1425494405051Leokadia Frenkel

It all started when Frenkel placed an ad on the social network recruiting volunteers to work with the children at the center. The call was copied to the Morality group, where it was commented in an abusive and illegal manner. As Frenkel told Novye Izvestia, a genuine campaign of persecution was unleashed in comments to the post: group members insulted her ethnicity, and some threatened her with violence. Later, the group’s moderators made a selection of photographs featuring not only Frankel but also her husband and her son, placing it in open public access.

Frenkel decided to send a written request to VKontakte to close the group. Many of her friends followed suit. They soon received a rejection letter. The social network’s administrators explained there was nothing illegal in the information contained in the community. “If you do not like the group, do not look at their materials. We close only those groups which directly threaten someone’s life.” This was the response from VKontakte management.

This explanation did not hold water, says Frenkel. She notes that VKontakte’s published rules contain a list of actions prohibited by company management. Paragraph “e” disallows the “incitement of racial, religious, and ethnic hatred, as well as the promotion of fascism or racial supremacist ideology.” In the group Morality, which was completely open to the public, one could see many images of swastikas and direct calls for violence. Examining group moderator Mikhail Kuzmin’s personal page, Novye Izvestia also found many images of Nazi symbols. In some photos, he was posed in a Wehrmacht uniform; in others, in front of a Russian imperial tricolor.

Initially, VKontakte administrators really did see nothing illegal about the group, the social network’s press secretary Georgy Lobushkin explained to Novye Izvestia.

“There are many discussion communities where users discuss various issues. We do not block them, even if some comments are outside the scope of the Constitution,” he said in conversation with Novye Izvestia. However, “after a more thorough study of this group, experts nevertheless concluded that it contains incitements to violence.”

Two weeks passed between the time of Frenkel’s complaint and the group’s closure. She believes the reason for a more thorough review of her complaint was several reports in the media and the broad publicity they generated.

Although the group Morality has been closed, Novye Izvestia has found a number of similar communities where Frenkel’s identity and ethnicity continue to be discussed to the hilt.

As Novye Izvestia reported yesterday, early in the week, a court ordered Smolensk journalist Polina Petruseva to pay a fine of 1,000 rubles for “promoting Nazi symbols.” The court case was occasioned by Petruseva’s publishing a photograph of her own building’s backyard during World War Two on her social network page. The photograph shows German soldiers standing in formation next to the flag of the Third Reich. On Tuesday, the Russian Constitutional Court confirmed the ban on displaying any Nazi paraphernalia or symbols.

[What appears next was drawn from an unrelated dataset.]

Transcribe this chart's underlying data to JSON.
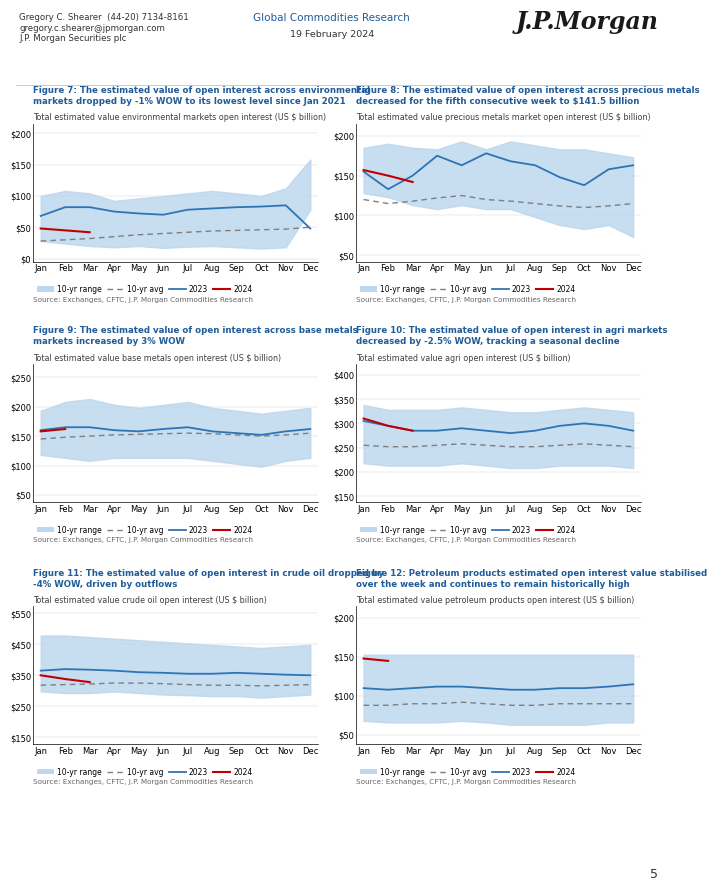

But law enforcement agencies have not yet responded to the controversy involving Leokadia Frenkel. The police are reluctant to accept such complaints, because there is almost no mechanism for working with such cases, Mikhail Pashkin, chair of the Moscow Police Union’s coordinating council, told Novye Izvestia. According to him, criminal charges are filed in such instances only to make an example of someone, “which is probably what happened in the case of the journalist from Smolensk.”